Subscribe with `on(eventName, handler)`. Every payload includes the `contractId` you supplied in the constructor (or `undefined` if you did not supply one).

| Event | When it fires | Payload |
|-------|---------------|---------|
| `contract.loading` | The signing experience is initializing | `{ contractId? }` |
| `contract.loaded` | The contract document is loaded and visible | `{ contractId? }` |
| `contract.ready` | The document has rendered all of its pages | `{ contractId? }` |
| `contract.completed` | The signer has completed all required fields and submitted | `{ contractId? }` |
| `contract.error` | An error occurred — inspect `code` | `{ contractId?, code, message? }` |

```js
qc.on("contract.loading",   (p) => updateStatus("Loading…"));
qc.on("contract.loaded",    (p) => updateStatus("Awaiting signature"));
qc.on("contract.ready",     (p) => updateStatus("Document ready"));
qc.on("contract.completed", (p) => updateStatus("Signed"));
qc.on("contract.error",     (p) => showError(p.code, p.message));
```

{% callout type="info" %}
The event set is intentionally small and may grow.
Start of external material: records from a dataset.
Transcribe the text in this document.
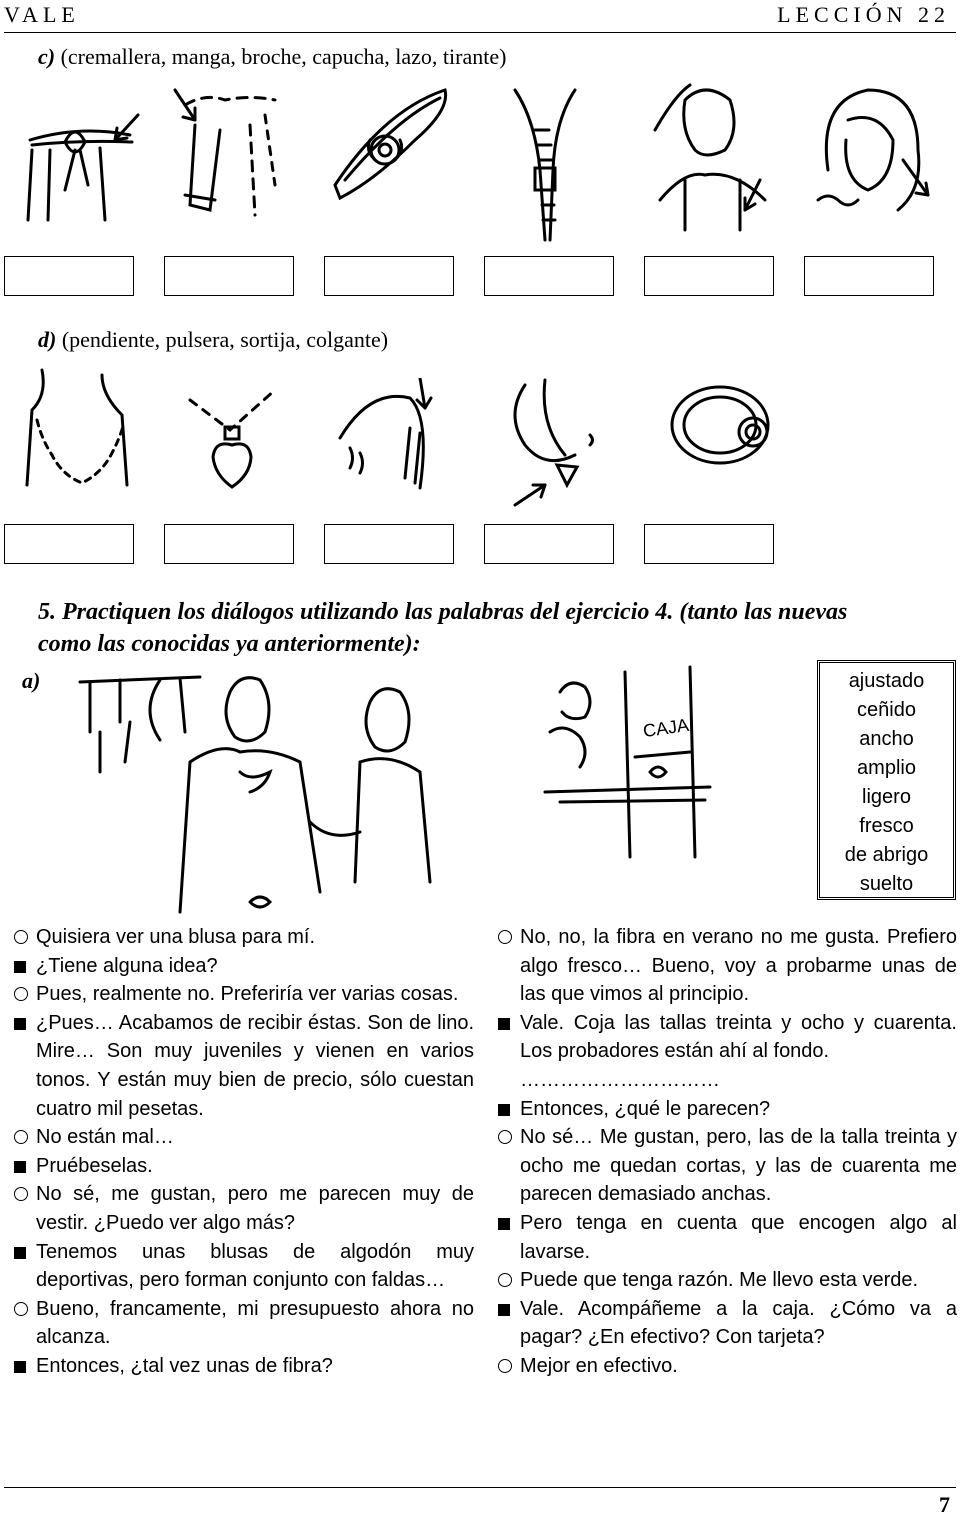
VALE	LECCIÓN 22
c) (cremallera, manga, broche, capucha, lazo, tirante)
d) (pendiente, pulsera, sortija, colgante)
5. Practiquen los diálogos utilizando las palabras del ejercicio 4. (tanto las nuevas como las conocidas ya anteriormente):
a)
CAJA
ajustado
ceñido
ancho
amplio
ligero
fresco
de abrigo
suelto

Quisiera ver una blusa para mí.

¿Tiene alguna idea?

Pues, realmente no. Preferiría ver varias cosas.

¿Pues… Acabamos de recibir éstas. Son de lino. Mire… Son muy juveniles y vienen en varios tonos. Y están muy bien de precio, sólo cuestan cuatro mil pesetas.

No están mal…

Pruébeselas.

No sé, me gustan, pero me parecen muy de vestir. ¿Puedo ver algo más?

Tenemos unas blusas de algodón muy deportivas, pero forman conjunto con faldas…

Bueno, francamente, mi presupuesto ahora no alcanza.

Entonces, ¿tal vez unas de fibra?

No, no, la fibra en verano no me gusta. Prefiero algo fresco… Bueno, voy a probarme unas de las que vimos al principio.

Vale. Coja las tallas treinta y ocho y cuarenta. Los probadores están ahí al fondo.

…………………………

Entonces, ¿qué le parecen?

No sé… Me gustan, pero, las de la talla treinta y ocho me quedan cortas, y las de cuarenta me parecen demasiado anchas.

Pero tenga en cuenta que encogen algo al lavarse.

Puede que tenga razón. Me llevo esta verde.

Vale. Acompáñeme a la caja. ¿Cómo va a pagar? ¿En efectivo? Con tarjeta?

Mejor en efectivo.

7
Additional events (for example, a future `contract.declined`) can be added in a minor release without breaking your existing handlers, since you only receive the events you subscribe to.
{% /callout %}

---

## Error Handling

All failures surface through a single `contract.error` event carrying a `code` and an optional sanitized `message`. This gives you one consistent place to handle problems.

| `code` | Meaning |
|--------|---------|
| `not_found` | The signing token is invalid or its document is no longer available |
| `verification_required` | The signer must complete an identity verification step first |
| `verification_limit_exceeded` | The signer exhausted their verification attempts; signing cannot proceed |
| `loading_error` | The signing experience failed to initialize (network, container, or provider issue) |
| `unknown` | The provider signaled a failure without a specific code |

```js
qc.on("contract.error", (p) => {
  switch (p.code) {
    case "not_found":
      // Token expired or invalid — fetch a fresh signing_token and retry.
      break;
    case "verification_required":
    case "verification_limit_exceeded":
      // Surface a verification message to the signer.
      break;
    default:
      // Future codes you don't recognize yet — log and show a generic message.
      console.error("Signing error:", p.code, p.message);
  }
});
```

{% callout type="warning" %}
The `code` list is **not exhaustive** — new codes may be added in any release. Always include a `default` branch when switching on `code` so your handler stays forward-compatible. The runtime export `KNOWN_ERROR_CODES` lists the codes known to the version you loaded.
{% /callout %}

The optional `message` is a human-readable description with provider-specific identifiers and hostnames stripped out. It is safe to log, but it is intended for diagnostics — drive your UX off `code`, not off the message text.

---

## Lifecycle Methods

| Method | Description |
|--------|-------------|
| `open()` | Renders the signing experience and resolves once the session is open. Returns a `Promise<void>`. |
| `close()` | Tears down the signing experience and restores a clean container. The instance stays usable — you can `open()` again with the same or a new token. |
| `destroy()` | Permanently tears down the instance and unsubscribes all handlers. The instance cannot be reused afterward. |
| `on(event, handler)` | Subscribe to an event. Returns the instance, so calls can be chained. |
| `once(event, handler)` | Subscribe to the next occurrence of an event only. |
| `off(event, handler)` | Remove a previously registered handler. |

```js
const qc = new QuantumContracts("contract-container", { signingToken });

qc.on("contract.completed", () => qc.destroy()); // clean up when done
await qc.open();

// Later, to swap to a different contract in the same container:
qc.close();
qc.open(); // after assigning a new token, if needed
```

{% callout type="info" %}
Vendor-side failures emit a `contract.error` event rather than rejecting the `open()` promise, so you have a single error channel. It is safe to call `open()` again from inside a `contract.error` handler to retry.
{% /callout %}

---

## Embedding & Security {% #embedding-and-security %}

The SDK renders the signing experience in an `<iframe>` that it injects into the container you provide. Because that iframe is served from the signing provider's origin (not yours), there are a few things to get right when you embed it in a security-conscious application.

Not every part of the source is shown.